All this started when the state took upon itself the responsibility of deciding who is Muslim and who is not and legalising religious persecution. A corollary of this is that individuals too have now taken up the right to give verdicts on the religious beliefs of others. The mullahs have become custodians of the law as the state’s authority is fast eroding.
In fact, the blasphemy law has become a weapon of persecution and even those defending the accused are deemed liable. Some time ago, a blasphemy case was filed against former information minister Sherry Rehman for suggesting some procedural changes in the law in the National Assembly.
A glaring example of the gross misuse of the law was witnessed last week when 68 lawyers were booked on blasphemy charges for chanting slogans against a police officer whose name happened to be Omar. The sword of Damocles hangs over every Pakistani citizen, much more so over religious minorities. It is a death warrant once you are accused of blasphemy.
It is despicable the way the blasphemy law is being used in the ongoing media war between rival channels who have filed cases of blasphemy against each other. There is no dearth of instances where clerics are ‘rented’ to get a fatwa to declare the other channel un-Islamic.
Mullahs are having a field day dominating the television screen. What the TV channels do not realise is that no one will come out unscathed in this dirty war. It is the hard-won media freedom that is now under threat. The fear now is that radical clerics will decide what should appear on TV programmes.
This war of fatwas presents a serious threat to the lives of some TV hosts and employees, forcing them to go into hiding or even to flee the country.

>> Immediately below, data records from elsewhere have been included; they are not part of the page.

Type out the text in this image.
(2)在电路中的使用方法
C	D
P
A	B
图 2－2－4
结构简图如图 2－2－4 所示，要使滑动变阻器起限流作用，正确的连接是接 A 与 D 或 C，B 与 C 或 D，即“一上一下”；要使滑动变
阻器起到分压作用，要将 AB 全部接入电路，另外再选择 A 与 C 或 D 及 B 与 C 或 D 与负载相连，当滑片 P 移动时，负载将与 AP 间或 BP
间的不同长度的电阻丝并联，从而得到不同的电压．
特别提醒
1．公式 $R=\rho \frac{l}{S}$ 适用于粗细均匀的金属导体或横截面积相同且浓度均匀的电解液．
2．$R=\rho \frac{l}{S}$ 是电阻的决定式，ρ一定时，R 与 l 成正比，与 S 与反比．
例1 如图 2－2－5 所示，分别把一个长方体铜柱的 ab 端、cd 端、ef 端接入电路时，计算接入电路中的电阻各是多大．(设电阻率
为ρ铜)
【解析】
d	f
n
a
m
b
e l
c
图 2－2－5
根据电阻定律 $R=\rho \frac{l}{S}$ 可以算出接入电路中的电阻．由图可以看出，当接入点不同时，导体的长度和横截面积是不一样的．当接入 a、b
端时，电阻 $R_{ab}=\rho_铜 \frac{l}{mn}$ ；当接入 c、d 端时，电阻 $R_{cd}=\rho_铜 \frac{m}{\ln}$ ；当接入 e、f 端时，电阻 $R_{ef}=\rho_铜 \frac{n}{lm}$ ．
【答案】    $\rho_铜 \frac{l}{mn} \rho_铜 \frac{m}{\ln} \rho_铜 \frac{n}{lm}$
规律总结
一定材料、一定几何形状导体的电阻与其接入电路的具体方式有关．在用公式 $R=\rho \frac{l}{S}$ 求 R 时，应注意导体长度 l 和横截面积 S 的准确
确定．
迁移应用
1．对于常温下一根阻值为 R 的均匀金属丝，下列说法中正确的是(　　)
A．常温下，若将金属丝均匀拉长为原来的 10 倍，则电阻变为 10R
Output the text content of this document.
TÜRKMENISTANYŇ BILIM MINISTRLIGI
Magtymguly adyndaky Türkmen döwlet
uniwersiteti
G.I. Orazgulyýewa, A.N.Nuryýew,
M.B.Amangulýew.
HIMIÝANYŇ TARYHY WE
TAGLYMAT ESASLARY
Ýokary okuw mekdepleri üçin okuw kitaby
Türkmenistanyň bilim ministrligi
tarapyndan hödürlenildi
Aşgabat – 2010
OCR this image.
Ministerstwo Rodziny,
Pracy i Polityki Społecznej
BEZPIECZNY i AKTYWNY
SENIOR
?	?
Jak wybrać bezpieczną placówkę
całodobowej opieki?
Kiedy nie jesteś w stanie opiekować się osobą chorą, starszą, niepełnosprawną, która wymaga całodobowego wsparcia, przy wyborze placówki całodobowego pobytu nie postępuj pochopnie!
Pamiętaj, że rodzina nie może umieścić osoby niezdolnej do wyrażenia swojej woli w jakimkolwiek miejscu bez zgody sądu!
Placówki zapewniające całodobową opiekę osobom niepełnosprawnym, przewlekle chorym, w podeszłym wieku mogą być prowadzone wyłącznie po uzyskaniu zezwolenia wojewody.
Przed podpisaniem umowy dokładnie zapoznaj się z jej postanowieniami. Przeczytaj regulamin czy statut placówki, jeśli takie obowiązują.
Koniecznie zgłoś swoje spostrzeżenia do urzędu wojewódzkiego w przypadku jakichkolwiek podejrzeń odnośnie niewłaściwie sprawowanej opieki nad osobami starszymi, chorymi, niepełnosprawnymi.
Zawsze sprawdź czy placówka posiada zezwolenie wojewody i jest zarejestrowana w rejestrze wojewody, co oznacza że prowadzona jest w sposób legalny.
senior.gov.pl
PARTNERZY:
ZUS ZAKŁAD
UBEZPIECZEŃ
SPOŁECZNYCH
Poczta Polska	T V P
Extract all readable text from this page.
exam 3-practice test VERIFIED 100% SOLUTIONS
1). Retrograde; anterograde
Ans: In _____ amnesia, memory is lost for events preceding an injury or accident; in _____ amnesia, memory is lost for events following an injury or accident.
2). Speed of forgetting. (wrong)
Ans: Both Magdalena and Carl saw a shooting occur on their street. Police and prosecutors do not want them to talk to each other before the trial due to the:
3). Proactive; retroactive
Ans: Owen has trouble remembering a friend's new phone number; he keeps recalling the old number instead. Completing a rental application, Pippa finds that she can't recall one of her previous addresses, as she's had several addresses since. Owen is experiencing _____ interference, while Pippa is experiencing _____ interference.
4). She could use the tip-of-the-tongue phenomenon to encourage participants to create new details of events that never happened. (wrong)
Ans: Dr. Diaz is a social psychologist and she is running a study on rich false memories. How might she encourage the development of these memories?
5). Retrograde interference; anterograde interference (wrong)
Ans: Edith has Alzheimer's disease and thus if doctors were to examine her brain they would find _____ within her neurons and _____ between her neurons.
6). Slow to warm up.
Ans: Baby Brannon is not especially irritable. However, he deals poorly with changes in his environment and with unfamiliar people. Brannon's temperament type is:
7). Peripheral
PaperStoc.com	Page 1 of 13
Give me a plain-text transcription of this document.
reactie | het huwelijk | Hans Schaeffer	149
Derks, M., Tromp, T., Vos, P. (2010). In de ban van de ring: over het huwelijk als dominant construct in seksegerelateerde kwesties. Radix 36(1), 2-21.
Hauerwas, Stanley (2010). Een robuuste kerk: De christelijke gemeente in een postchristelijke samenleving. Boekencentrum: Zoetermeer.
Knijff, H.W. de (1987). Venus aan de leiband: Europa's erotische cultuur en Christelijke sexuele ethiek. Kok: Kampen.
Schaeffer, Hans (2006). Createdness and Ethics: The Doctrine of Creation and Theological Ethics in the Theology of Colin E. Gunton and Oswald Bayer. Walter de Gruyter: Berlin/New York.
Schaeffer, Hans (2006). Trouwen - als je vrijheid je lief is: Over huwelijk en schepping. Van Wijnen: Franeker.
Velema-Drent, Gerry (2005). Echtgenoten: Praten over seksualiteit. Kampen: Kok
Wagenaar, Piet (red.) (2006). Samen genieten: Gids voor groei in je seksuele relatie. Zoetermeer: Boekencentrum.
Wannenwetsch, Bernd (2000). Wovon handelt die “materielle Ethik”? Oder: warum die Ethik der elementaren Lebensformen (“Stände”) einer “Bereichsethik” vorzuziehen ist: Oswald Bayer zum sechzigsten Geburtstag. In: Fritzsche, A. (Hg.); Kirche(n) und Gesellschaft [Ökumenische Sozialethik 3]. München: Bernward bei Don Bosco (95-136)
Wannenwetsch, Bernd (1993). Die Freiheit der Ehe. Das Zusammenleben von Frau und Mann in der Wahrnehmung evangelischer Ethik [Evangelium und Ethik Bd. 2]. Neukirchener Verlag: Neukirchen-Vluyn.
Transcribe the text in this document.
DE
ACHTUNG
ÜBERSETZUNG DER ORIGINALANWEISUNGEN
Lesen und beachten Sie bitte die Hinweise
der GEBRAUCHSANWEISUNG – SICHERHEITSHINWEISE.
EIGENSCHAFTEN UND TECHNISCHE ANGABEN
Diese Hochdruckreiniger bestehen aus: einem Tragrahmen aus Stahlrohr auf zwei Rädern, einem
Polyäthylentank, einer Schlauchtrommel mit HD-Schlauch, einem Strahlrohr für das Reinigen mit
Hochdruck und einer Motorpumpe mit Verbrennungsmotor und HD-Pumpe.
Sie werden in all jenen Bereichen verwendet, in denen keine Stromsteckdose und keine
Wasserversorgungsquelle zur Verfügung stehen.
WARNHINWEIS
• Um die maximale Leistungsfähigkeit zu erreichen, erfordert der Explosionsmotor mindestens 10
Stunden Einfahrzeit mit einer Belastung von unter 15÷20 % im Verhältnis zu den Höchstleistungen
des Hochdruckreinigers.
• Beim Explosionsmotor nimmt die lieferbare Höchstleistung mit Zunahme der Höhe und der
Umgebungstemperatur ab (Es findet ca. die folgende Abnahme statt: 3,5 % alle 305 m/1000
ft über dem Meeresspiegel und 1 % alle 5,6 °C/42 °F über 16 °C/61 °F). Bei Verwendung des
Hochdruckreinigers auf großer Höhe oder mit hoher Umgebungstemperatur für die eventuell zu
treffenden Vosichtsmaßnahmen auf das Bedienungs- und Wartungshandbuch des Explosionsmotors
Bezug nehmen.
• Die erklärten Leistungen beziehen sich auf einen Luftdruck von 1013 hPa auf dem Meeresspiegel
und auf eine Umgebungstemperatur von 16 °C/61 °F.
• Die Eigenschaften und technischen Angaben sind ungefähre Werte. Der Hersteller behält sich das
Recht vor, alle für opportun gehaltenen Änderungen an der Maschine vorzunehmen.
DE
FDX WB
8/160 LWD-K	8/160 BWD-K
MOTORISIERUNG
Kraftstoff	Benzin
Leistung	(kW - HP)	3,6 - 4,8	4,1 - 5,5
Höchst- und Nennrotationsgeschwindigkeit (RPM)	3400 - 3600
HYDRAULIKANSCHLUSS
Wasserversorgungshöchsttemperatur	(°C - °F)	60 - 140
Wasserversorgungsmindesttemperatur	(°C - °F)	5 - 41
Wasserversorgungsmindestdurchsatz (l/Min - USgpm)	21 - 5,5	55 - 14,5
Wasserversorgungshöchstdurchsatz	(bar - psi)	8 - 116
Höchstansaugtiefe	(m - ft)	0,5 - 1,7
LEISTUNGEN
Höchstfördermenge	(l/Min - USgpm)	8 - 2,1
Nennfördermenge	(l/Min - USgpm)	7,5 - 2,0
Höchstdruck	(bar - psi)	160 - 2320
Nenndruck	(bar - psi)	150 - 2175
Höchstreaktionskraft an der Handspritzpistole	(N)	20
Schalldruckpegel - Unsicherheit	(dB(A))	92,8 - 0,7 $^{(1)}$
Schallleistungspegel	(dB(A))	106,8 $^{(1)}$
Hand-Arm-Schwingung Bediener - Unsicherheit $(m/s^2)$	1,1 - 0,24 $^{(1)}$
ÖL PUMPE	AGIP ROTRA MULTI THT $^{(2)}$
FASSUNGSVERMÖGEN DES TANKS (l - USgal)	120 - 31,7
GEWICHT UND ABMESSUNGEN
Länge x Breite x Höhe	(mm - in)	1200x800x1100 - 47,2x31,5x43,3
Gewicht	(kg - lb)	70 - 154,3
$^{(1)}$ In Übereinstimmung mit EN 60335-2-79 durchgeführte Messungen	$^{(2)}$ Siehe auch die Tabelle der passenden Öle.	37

This fragmented, dysfunctional state cannot protect the lives of those coming in the crossfire.
The role of some security and intelligence agencies in fuelling the hate campaign for settling scores with critics is despicable. Use of religion for proxy wars by state institutions is an extremely dangerous game giving more space to the extremists.
Resultantly, the radical clerics are once again taking centre stage in the ongoing political circus. One can see them leading pro-military rallies holding larger-than-life portraits of the ISI and army chiefs and spewing their toxic narratives on television screens.
Surely they are trying to seize this opportunity to raise the stakes and sell their services to the highest bidders. The tension between civilians and the military, and their proxy war through the media, has further empowered extremist religious groups and clerics. This situation will breed more violence in society.
This atmosphere not only produces more child suicide bombers but also teenaged killers like the one who shot Khalil Ahmed. Religious extremism and growing intolerance has polarised and fragmented the country making it increasingly difficult to have rational discourse on religion and other important issues.
Worse still is the failure of the state to deal with this highly dangerous situation. What we are witnessing today is the unravelling of the state. The use of religion and extremist mullahs as a proxy in the power game is a destructive trend that is threatening the unity of the country.
The writer is an author and journalist.